C'est dans les couacs qu'émergea l'Auditorium Maurice Ravel. Le projet était pourtant séduisant : créer, dans un quartier en totale renaissance et en pleine expansion, la Part-Dieu, la plus grande salle de concert de l'époque qui contribuerait à promouvoir l'image de Lyon à l'international. D'autant que le symphonique ne disposait, alors, pour se faire entendre que de la salle Rameau, datant de 1908 et particulièrement inadaptée aux grandes formations...
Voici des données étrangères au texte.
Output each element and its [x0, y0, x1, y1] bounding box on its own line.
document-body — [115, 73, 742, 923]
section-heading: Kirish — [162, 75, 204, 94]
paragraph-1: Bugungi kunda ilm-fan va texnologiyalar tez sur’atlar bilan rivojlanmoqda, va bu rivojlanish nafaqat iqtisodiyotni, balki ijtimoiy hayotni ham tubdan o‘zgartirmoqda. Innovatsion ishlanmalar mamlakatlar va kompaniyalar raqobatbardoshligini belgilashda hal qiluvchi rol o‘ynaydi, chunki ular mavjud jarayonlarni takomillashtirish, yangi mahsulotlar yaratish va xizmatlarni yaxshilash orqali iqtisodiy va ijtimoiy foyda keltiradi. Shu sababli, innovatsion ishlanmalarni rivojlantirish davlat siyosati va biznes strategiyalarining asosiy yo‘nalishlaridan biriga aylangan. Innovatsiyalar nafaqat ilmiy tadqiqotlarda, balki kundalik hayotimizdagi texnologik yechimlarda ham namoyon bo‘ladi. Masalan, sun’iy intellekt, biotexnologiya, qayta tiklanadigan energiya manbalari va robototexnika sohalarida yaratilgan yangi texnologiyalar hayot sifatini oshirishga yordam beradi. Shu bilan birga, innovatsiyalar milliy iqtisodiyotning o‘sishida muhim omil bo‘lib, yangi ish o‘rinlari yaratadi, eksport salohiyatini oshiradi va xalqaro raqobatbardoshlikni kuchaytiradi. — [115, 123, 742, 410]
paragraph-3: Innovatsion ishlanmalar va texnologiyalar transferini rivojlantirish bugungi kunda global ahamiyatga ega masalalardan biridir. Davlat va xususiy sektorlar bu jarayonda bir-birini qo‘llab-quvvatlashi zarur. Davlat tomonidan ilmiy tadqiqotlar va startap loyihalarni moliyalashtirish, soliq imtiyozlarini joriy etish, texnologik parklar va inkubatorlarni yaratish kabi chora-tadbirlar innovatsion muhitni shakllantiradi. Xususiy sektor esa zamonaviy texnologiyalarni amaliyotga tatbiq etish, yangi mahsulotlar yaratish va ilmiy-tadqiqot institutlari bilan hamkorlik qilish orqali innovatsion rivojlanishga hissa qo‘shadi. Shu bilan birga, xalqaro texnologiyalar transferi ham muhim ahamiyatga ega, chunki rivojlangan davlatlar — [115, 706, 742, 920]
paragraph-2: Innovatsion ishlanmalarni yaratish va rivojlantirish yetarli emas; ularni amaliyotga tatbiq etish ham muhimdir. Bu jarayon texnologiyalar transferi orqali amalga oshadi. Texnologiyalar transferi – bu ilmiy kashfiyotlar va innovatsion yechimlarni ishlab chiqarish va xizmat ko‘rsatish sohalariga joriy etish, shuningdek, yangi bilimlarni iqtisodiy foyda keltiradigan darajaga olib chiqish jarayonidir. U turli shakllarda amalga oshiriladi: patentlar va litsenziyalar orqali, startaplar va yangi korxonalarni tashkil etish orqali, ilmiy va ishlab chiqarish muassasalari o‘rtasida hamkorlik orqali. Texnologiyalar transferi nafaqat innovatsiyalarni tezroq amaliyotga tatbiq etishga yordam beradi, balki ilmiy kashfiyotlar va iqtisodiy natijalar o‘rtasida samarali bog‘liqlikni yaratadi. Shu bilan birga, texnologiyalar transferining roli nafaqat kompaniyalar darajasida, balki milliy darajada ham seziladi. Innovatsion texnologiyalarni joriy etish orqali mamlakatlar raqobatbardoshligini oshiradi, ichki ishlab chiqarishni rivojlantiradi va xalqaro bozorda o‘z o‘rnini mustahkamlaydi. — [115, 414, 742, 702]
Et pour s'en donner les moyens, la conception fut confiée à Henri Pottier, grand prix de Rome, architecte en chef des bâtiments civils et Palais nationaux - excusez du peu - , assisté de Charles Delfante l'architecte-urbaniste en chef de la ville de Lyon. Mais tout dérapa très vite : l'important dépassement du coût de la construction de cette énorme coquille Saint-Jacques en béton, entraîna la suppression de nombreuses réalisations (accès handicapés, salles de répétitions...) ; l'absence de concertation avec les musiciens aboutit à des aberrations comme l'absence de foyer ou l'impossibilité d'accès pour tous au plateau mobile ; l'opposition des services de sécurité au revêtement en bois ignifugé, pourtant idéal en terme de réverbération du son, amena la pose de monstrueuses alvéoles au plafond et, fin du fin, de fauteuils douillets et d'une moquette au sol...

Les polémiques furent d'ailleurs telles que Michel Poniatowski et Michel Guy, les ministres pressentis pour inaugurer en grande pompe, le 14 février 1975, ce vaisseau amiral prirent le large.

Le succès public fut en revanche incontestable : les deux mille invités occupant tous les fauteuils de velours bleu, le premier magistrat lyonnais, Louis Pradel, dut assister au concert inaugural assis sur une marche d'escalier !

Il aura donc fallu vingt deux ans et trois tranches de travaux successifs - abandon des sphères de plafond, nouvelles parois latérales et de fond, rénovation visuelle de la salle et de ses éclairages, pour les deux premières ; remplacement des fauteuils, suppression de la moquette et réaménagements scénique et intérieur, cet été - pour que l'Auditorium devienne ce qu'il était à l'origine sur le papier : une des plus belles salles de concerts d'Europe, fierté des Lyonnais.